Angels sent by God to guide me,
Be my light and walk beside me,
Be my guardian and protect me,
On the paths of life direct me.
~Barbara Mark and Trudy Griswald
Nicholas’ pillow and bed are littered with hair; he will soon join the many little bald-headed people. His brown eyes just got bigger in contrast to the growing expanse of pale skin where his hair used to be. With a jolt I realize he looks like a kid with cancer. I need to leave the room, and have my first big, hot tears and snotty nose, brokenhearted, cancer-educated cry since his diagnosis. God has not been a big part of my life, but I’m praying now. My first Mom died when I was five years old, then Dad died when I was pregnant with Frankie, but children are not supposed to die before their parents.
Today he keeps vomiting; heaving like he would turn inside out because there is nothing left inside him. And he hasn’t pooped since Tuesday, but he hasn’t eaten anything to poop out. The nurses give him Gravol, taking his temperature, touching him with warm hands. He sleeps, even his lips are pale, between bouts of sickness.

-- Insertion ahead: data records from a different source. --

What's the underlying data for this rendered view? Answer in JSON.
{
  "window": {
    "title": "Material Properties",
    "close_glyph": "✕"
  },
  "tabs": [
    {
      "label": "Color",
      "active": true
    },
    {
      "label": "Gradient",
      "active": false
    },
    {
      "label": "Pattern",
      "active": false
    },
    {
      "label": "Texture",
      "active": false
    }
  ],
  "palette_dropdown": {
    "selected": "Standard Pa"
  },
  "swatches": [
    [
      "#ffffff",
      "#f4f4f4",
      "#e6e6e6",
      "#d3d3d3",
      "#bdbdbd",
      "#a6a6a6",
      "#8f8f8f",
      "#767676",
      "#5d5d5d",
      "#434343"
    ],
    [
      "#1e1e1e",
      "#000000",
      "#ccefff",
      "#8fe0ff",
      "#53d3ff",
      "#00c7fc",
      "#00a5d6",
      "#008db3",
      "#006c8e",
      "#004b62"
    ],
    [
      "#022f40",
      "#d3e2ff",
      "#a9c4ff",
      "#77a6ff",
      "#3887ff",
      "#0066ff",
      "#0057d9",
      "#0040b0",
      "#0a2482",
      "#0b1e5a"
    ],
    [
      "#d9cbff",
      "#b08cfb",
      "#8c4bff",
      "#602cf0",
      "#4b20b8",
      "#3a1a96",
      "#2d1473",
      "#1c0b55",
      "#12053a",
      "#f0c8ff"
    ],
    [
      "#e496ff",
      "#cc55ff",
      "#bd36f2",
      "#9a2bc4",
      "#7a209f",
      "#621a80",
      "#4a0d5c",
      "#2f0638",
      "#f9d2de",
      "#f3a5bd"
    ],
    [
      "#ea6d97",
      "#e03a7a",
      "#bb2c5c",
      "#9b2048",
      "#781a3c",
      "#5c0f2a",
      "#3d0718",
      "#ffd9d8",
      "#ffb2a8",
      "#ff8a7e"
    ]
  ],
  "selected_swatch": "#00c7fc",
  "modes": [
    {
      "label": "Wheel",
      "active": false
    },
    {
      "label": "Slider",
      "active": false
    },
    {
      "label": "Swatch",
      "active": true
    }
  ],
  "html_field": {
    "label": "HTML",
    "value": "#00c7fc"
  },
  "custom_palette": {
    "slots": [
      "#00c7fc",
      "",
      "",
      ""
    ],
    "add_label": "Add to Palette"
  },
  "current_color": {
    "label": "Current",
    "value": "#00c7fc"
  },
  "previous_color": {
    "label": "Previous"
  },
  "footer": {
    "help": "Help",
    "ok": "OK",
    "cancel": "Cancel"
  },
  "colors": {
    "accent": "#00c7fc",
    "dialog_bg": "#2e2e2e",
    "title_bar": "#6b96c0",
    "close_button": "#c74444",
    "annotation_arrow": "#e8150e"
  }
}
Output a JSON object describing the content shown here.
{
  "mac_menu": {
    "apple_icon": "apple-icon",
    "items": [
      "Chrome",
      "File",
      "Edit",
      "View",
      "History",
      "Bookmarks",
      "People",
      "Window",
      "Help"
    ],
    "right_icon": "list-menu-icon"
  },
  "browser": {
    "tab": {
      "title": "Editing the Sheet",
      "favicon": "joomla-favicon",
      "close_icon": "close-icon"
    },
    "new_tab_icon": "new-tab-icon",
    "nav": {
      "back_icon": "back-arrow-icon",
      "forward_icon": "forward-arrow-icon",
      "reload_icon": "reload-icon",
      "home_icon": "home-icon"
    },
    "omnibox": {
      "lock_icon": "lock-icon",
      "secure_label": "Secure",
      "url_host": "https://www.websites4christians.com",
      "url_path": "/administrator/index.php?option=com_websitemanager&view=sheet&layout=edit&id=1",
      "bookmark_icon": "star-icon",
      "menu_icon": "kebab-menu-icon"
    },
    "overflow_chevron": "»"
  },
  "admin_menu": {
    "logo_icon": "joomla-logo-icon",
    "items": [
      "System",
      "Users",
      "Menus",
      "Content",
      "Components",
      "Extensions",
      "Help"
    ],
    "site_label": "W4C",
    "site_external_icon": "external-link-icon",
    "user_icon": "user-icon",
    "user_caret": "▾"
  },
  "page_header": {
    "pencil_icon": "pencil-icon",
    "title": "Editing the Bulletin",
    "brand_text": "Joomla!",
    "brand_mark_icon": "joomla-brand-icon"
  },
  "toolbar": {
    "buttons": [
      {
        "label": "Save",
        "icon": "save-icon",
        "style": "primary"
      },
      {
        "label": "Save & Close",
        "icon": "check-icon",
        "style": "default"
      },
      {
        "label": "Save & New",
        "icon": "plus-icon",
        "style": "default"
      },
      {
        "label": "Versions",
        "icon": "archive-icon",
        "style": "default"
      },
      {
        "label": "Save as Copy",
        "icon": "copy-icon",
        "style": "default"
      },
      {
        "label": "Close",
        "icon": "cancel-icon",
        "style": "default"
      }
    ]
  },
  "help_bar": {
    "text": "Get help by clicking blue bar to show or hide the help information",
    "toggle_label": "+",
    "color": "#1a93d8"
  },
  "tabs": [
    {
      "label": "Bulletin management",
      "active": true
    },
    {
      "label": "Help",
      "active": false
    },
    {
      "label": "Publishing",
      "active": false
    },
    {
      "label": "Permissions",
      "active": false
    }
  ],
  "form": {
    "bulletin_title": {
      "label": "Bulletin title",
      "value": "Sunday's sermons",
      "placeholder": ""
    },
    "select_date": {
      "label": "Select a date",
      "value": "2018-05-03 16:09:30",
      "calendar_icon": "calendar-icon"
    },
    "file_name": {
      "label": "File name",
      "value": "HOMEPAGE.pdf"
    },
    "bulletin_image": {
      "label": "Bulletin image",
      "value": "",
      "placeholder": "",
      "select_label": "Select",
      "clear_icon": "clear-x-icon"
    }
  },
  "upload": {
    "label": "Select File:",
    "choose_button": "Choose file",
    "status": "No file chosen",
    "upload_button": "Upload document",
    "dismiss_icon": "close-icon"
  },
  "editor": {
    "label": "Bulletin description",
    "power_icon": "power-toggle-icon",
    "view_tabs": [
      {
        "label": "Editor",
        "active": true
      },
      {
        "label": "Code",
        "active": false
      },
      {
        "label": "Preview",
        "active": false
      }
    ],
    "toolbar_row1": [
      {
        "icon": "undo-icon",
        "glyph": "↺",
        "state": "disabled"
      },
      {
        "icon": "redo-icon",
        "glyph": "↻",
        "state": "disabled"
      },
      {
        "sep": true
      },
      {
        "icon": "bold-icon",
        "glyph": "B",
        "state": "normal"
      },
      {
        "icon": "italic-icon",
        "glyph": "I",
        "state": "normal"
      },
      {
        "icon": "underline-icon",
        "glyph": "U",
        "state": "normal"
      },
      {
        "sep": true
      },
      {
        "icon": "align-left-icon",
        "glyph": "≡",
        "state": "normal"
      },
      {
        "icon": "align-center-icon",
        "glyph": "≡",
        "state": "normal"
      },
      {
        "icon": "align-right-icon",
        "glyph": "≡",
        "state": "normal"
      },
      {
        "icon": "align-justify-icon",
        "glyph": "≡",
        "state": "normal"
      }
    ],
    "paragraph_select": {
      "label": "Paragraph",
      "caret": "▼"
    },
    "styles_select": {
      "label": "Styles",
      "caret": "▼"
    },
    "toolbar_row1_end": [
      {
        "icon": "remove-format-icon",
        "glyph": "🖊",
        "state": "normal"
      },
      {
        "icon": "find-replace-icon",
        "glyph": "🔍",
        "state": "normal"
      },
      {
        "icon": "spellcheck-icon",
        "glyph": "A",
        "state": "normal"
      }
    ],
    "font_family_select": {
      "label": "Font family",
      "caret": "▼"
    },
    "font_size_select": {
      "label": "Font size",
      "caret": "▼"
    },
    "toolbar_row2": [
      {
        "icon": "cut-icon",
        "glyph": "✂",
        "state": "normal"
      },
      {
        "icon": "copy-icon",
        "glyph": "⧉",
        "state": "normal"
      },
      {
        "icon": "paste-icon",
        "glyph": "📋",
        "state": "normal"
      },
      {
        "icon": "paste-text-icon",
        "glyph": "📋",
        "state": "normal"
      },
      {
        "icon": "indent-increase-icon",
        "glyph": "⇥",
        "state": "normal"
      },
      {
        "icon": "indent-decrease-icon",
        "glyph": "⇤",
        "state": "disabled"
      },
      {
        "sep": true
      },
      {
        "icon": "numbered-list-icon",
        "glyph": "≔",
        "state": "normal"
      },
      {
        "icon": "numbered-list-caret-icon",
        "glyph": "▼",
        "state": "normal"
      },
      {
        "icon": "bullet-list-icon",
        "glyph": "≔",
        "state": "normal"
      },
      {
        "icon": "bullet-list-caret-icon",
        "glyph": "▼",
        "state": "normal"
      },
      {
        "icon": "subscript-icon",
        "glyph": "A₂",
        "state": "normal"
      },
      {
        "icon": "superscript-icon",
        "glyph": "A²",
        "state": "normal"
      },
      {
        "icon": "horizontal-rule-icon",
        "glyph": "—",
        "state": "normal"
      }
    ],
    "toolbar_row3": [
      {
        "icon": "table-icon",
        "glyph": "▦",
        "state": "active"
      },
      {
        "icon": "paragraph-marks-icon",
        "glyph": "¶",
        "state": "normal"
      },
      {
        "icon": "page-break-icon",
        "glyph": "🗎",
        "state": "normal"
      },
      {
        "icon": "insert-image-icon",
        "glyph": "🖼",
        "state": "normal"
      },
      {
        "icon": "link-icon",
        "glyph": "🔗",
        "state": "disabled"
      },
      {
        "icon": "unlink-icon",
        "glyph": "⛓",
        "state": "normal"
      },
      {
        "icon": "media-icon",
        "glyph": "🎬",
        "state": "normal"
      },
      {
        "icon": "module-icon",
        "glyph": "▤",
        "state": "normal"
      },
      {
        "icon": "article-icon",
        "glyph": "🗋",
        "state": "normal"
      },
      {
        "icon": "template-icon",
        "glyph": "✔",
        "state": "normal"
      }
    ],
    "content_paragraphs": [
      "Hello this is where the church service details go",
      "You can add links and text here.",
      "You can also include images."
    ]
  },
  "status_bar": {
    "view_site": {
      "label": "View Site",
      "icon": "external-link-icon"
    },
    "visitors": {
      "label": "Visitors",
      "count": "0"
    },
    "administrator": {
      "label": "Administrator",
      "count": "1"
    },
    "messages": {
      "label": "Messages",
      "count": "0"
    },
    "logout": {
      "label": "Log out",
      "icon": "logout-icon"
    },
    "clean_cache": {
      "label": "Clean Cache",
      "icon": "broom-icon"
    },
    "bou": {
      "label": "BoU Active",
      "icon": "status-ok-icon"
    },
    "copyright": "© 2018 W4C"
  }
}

Dr. Derek, one of the oncologists, takes us into the bad news meeting room and says he is worried about the continuing peripheral count of blasts (immature cancer cells) in Nick’s blood work. He would like to see much less. The peripheral count is the cancer cells that have filled the bone marrow and spilled out into the blood stream.
Nick is quiet and restless in his bed. I unfold the sleeping cot next to the wall and ready it with sheets. It’s better than some of the camping I’ve done. Nick’s Dad says it kills his back.
He watches TV. I lie on my side and watch his face. His profile shows a pink feverish- looking cheek. I’m thinking of home and fresh smelling, damp -haired, pajama-clad boys spread out on the couch or living room floor after having a bath and before sleep. We turn out the light by 10:30 p.m.